6 Reference populations analysis

In this chapter, we will see how to compare the uploaded populations to reference populations (based on allele frequencies).

6.1 MDS on reference frequencies

STRAF implements an MDS computation based on allele frequency data. By default, allele frequencies from the STRiDER database (Bodner et al. 2016) are used (loci with less than 10 populations have been excluded). If you are not familiar with the MDS method and interpretation, you can find details in Chapter 4.

You can see the output of the MDS in the Reference population tab.
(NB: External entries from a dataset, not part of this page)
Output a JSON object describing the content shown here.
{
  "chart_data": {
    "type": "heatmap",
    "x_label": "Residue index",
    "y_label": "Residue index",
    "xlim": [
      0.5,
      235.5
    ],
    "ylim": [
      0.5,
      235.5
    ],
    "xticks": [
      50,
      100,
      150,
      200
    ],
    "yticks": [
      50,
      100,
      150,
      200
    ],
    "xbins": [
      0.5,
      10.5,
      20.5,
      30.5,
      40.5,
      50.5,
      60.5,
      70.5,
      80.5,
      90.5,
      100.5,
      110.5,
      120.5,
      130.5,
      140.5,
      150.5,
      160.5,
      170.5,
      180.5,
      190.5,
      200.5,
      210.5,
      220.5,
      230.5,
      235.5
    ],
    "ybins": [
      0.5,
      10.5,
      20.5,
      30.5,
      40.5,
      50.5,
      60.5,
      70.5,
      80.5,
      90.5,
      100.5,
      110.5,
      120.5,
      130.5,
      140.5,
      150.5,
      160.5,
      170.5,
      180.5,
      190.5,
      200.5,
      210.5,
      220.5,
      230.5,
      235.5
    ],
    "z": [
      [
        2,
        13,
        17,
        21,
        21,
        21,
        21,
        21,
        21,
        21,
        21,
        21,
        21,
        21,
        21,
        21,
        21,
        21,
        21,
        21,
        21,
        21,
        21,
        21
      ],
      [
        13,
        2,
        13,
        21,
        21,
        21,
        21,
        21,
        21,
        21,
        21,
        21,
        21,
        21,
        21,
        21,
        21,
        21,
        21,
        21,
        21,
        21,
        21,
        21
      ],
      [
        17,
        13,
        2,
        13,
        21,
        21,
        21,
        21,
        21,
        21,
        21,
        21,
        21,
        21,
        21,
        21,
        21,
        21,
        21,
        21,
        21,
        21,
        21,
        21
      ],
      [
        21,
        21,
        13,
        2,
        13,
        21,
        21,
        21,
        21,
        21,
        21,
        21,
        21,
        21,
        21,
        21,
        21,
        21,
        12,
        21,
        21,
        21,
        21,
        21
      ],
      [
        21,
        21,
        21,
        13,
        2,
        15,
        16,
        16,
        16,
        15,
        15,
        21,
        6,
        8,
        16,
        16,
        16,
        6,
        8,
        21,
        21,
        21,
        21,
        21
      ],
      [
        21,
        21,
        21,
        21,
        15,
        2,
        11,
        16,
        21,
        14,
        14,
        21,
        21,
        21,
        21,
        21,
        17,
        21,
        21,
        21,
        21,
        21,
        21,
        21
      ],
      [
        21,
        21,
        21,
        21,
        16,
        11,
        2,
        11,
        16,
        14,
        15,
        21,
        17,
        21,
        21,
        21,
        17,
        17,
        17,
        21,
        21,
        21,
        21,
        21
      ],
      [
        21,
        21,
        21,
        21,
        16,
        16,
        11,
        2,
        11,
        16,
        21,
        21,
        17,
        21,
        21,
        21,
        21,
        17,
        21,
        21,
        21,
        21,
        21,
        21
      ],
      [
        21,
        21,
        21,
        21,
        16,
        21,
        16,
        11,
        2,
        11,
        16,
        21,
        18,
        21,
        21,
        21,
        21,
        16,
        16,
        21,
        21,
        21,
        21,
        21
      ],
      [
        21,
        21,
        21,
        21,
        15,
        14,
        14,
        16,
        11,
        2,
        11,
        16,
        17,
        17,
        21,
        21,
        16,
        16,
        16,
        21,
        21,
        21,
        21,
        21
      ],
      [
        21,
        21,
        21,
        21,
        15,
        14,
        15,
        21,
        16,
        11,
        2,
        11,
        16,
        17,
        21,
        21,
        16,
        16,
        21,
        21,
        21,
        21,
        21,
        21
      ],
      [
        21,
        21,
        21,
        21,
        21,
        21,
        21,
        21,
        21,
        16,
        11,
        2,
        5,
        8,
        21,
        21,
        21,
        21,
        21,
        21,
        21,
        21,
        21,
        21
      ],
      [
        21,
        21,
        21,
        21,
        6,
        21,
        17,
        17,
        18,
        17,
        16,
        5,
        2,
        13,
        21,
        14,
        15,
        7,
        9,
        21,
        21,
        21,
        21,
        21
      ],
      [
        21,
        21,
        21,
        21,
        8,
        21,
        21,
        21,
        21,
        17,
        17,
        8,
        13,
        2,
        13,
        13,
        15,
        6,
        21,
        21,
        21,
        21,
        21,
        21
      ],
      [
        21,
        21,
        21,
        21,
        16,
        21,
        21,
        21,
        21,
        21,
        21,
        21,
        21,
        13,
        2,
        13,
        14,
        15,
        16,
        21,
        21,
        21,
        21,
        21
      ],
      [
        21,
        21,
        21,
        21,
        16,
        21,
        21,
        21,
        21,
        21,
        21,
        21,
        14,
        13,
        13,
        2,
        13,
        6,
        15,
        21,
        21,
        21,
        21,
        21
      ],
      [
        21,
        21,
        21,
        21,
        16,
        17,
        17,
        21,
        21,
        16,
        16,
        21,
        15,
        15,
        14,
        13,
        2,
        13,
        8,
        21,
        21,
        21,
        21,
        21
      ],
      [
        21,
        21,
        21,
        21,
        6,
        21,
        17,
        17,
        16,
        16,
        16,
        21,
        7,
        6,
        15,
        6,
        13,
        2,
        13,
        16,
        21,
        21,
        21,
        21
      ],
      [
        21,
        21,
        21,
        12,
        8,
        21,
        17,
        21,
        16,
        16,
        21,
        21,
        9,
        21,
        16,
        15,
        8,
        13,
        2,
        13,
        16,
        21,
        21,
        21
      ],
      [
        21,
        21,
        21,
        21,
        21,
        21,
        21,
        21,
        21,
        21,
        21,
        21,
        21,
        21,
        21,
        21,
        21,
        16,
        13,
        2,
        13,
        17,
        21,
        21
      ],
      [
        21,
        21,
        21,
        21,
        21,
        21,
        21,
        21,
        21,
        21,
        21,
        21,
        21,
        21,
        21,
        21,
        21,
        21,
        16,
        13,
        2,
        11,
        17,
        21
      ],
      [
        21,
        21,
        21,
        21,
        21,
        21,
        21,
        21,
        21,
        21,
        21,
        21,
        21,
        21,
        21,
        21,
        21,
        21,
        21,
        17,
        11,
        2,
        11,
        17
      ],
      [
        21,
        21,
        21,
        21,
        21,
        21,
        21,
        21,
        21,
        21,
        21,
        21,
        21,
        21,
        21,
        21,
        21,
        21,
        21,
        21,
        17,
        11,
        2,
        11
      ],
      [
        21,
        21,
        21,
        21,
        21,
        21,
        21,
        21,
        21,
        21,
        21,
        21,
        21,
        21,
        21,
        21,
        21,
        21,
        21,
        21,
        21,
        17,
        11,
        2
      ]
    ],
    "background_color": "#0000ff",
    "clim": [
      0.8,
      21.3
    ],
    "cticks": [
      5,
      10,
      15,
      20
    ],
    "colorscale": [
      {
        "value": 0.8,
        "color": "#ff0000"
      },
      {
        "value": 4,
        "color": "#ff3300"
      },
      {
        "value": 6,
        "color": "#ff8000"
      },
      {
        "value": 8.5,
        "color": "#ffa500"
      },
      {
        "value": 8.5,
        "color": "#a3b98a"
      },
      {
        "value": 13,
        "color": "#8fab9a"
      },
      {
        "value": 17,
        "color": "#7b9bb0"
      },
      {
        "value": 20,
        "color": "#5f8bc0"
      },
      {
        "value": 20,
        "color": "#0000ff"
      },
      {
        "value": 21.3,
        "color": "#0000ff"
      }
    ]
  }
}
It includes the MDS projection in two dimensions for 19 European populations, as well as the population tree.

The drop-down menu below the plots allows one to select or unselect populations to be used in the MDS analysis.

Provided that some loci are in common between the reference allele frequencies and the genotypes you uploaded, it is possible to add your own populations to the existing MDS by checking the Include uploaded data to the MDS box.

You will then see your populations added to the MDS plots.

6.2 Preparing a custom allele frequency database

If you want to use other reference databases than STRIDER, for example if you’re working with non-European samples or with different loci, it is possible to upload a custom allele frequency database in STRAF.

The data must be formatted as follows:

D1S1656
Allele Switzerland Germany France
9 0.12 0.09 0
10 0.40 0.35 0.28
10.2 0.31 0.41 0.5
11 0.17 0.15 0.22
D2S1338
Allele Switzerland Germany France
19 0.40 0.38 0.42
20 0.29 0.26 0.28
21 0.31 0.36 0.3

Starting from an Excel file for example, we can start with a spreadsheet that looks like this:

Then, one simply needs to save this table as a CSV (Comma-Separated Values) file. This can be achieved by clicking on Save As > CSV (Comma-delimited) (*.csv).

Then, you can upload your data and use it as described for the STRIDER database.